L'ANALISI
23 Gennaio 2025 - 17:18
CREMONA - Nell’ambito del progetto di Educazione Civica ‘Libertà va cercando’, avviato già da anni al Liceo Scientifico Aselli e supervisionato dalla professoressa Stefania Digiuni, alcune classi quarte (4A e 4C LIC, 4B e 4D LSA), nei giorni scorsi, si sono recate in visita alla casa circondariale di Ca’ del Ferro.
«Quello del carcere - si legge nella nota diffusa nelle scorse ore dall’ufficio stampa del liceo - è un ‘mondo sommerso’, uno di quei mondi che la nostra società tende a dimenticare: la vulnerabilità di questo luogo – di chi vi abita e di chi vi lavora – è sicuramente lontana da una civiltà, quale la nostra, in cui la logica dell’utile e della produttività schiaccia i più fragili.
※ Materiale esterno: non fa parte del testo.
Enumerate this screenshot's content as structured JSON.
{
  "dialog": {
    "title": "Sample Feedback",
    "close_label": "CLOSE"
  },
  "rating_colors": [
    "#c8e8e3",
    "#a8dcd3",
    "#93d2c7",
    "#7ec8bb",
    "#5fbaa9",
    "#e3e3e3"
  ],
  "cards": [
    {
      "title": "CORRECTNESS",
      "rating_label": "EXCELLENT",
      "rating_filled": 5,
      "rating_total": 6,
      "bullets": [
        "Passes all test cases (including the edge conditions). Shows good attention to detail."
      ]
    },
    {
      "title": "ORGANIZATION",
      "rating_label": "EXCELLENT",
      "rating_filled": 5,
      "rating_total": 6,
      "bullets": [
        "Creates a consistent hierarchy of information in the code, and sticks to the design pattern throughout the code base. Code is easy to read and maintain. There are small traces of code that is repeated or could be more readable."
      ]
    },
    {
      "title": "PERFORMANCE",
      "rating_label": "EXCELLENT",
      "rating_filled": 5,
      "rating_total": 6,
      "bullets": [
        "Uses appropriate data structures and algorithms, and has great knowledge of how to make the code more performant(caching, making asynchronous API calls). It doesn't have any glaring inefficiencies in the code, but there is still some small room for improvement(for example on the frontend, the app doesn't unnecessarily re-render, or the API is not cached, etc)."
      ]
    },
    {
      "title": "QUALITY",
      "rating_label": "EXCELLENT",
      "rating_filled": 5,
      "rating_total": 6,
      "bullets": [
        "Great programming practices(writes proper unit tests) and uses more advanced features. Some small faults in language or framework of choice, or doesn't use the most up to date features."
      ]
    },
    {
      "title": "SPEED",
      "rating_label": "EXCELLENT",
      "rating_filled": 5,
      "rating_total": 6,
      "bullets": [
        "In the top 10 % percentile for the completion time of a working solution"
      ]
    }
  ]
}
Divenire cittadini consapevoli significa, però, prima di tutto, accantonare i pregiudizi e mostrarsi aperti a un percorso di conoscenza e di sensibilizzazione, che il progetto ‘Libertà va cercando’ promuove in relazione alla realtà carceraria odierna.
Dopo alcune lezioni preparatorie, sviluppate anche grazie al contributo di don Roberto Musa, cappellano della casa circondariale di Cremona, la visita al carcere, sotto la guida dello stesso don Musa, ha avuto così lo scopo di offrire ai ragazzi un’esperienza di contatto e dialogo diretto con i detenuti. Proprio nel luogo in cui il carcere mostra una delle ‘migliori’ parti di sé, la sala del teatro, con le sue pareti dipinte a tinte vivaci dai detenuti stessi, i nostri studenti delle classi quarte hanno incontrato, divisi a gruppi, alcuni carcerati che stanno scontando la loro pena. Alcune parole chiave, quali ‘responsabilità’, ‘tempo’, ‘famiglia’, ‘speranza’, su cui gli studenti avevano riflettuto in classe, hanno costituito il fil rouge dell’incontro. Sollecitati da queste parole, oltre che da domande poste dagli studenti, i detenuti si sono raccontati, tra aperture e reticenze: hanno parlato delle problematiche con cui quotidianamente devono convivere, dal sovraffollamento alla difficile convivenza con i compagni di cella, dalla solitudine alla sospensione del tempo, dalle difficoltà comunicative di chi non parla la nostra lingua agli stati depressivi che alcuni di loro hanno attraversato. Ma hanno anche rivelato quanto il percorso rieducativo a cui stanno partecipando stia dando loro la forza per combattere e per sperare in un futuro fuori dalle mura carcerarie. La dimensione rieducativa, e non esclusivamente punitiva della pena, così come previsto dall’articolo 27 della nostra Costituzione, è così riuscita a strappare i detenuti incontrati dal circolo vizioso di una reclusione che sarebbe altrimenti solo fine a se stessa.
Certo, chi è stato ‘selezionato’ per incontrare gli studenti ha mostrato la volontà di ridefinire la propria vita – cosa che non a tutti evidentemente accade, visto l’alto tasso di recidività che caratterizza le carceri italiane. La predisposizione al cambiamento passa attraverso il coinvolgimento dei detenuti in attività manuali, ma anche, e soprattutto, attraverso lo studio: più volte gli studenti sono stati spronati a completare il loro percorso di studi, a coltivare passioni e relazioni sane. Moniti inaspettati per i nostri ragazzi, che hanno ritrovato nelle parole dei carcerati una dignità e un senso di umanità che si pensava a loro estraneo». A chiusura dell’incontro, le interessanti testimonianze di chi lavora in carcere: un agente della polizia penitenziaria, che ha sottolineato il tentativo di costruire un rapporto equilibrato con i carcerati, basato su una convivenza il più possibile rispettosa, e due educatori, che hanno evidenziato la difficoltà e la delicatezza della loro professione.
«L’esperienza in carcere – commenta uno studente – è stata una delle più significative, a livello umano, che io abbia mai vissuto». Ha permesso di ritrovare, nell’inferno reale e immaginato del mondo carcerario, «chi e che cosa […] non è inferno», per citare le parole di Italo Calvino.